Karolina Korwin-Piotrowska zawodowo zajmuje się tropieniem i nagłaśnianiem żenujących zachowań polskich celebrytów. W środowisku show biznesu nie jest zbyt lubiana, ponieważ bezlitośnie obnaża głupotę i zakłamanie naszych "gwiazd". W swoim ostatnim felietonie opublikowanym na łamach "Wprost", skrytykowała Natalię Klimas, gwiazdę nowego serialu TVN. Dziennikarka zdradziła sprytny plan aktorki, na zwrócenie na siebie uwagi mediów:

Reklama

Natalia Klimas, miła córka zdolnej mamy, która lubi opowiadać, jak to "rzuciła Hollywood" (choć z trudem można znaleźć na to dowody), aby rzucić następnie Polskę na kolana swoim wdziękiem, urodą i talentem. No i rzucić na kolana swego serialowego partnera Piotra Adamczyka, sugerując na prawo i lewo, że łączy ich coś więcej, co skwapliwie podniosły złaknione newsa pisemka kolorowe, zauważając jej podobieństwo do poprzednich miłości aktora i sugerując ognisty romans. A czytającym newsy na ten temat wypada już chyba jedynie czekać na ciążę. Urojoną.

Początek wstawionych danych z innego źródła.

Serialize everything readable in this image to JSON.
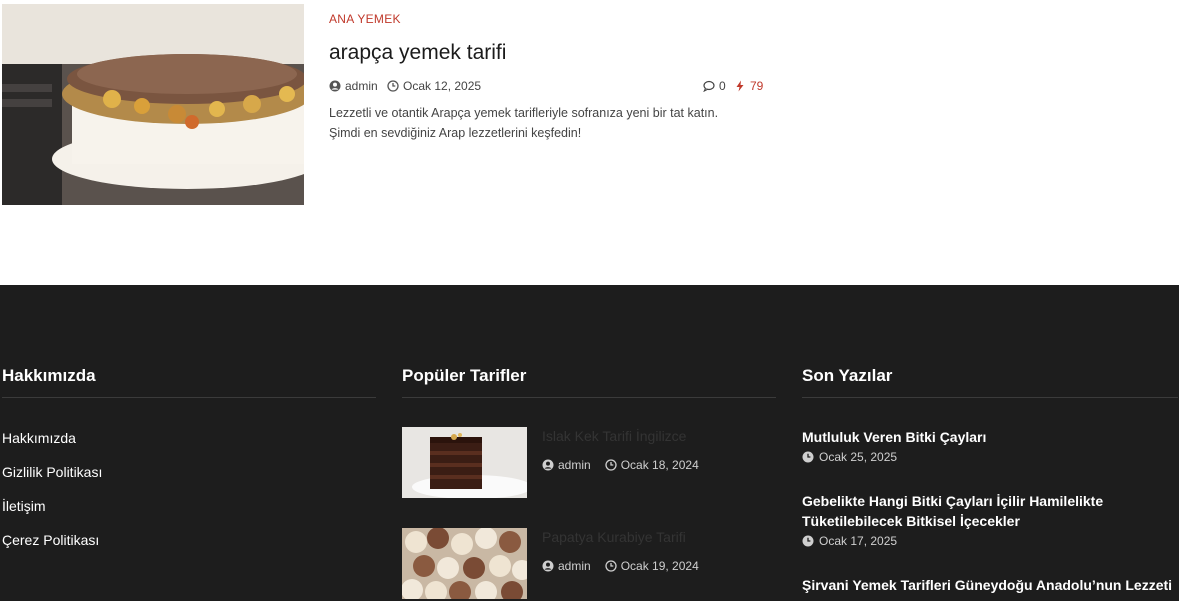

Korwin-Piotrowska na koniec ma dla Klimas dobrą radę:

Pani Natalia nie ma chyba dość rozumu w głowie, aby się zorientować, że granice śmieszności przekroczyła. I zamiast opierać reklamę na wyimaginowanych amorach, powinna ją chyba wesprzeć rozwojem aktorskiego warsztatu, bo ten wyraźnie szwankuje. Szkoda, bo "Sama Słodycz" to taki fajny serial.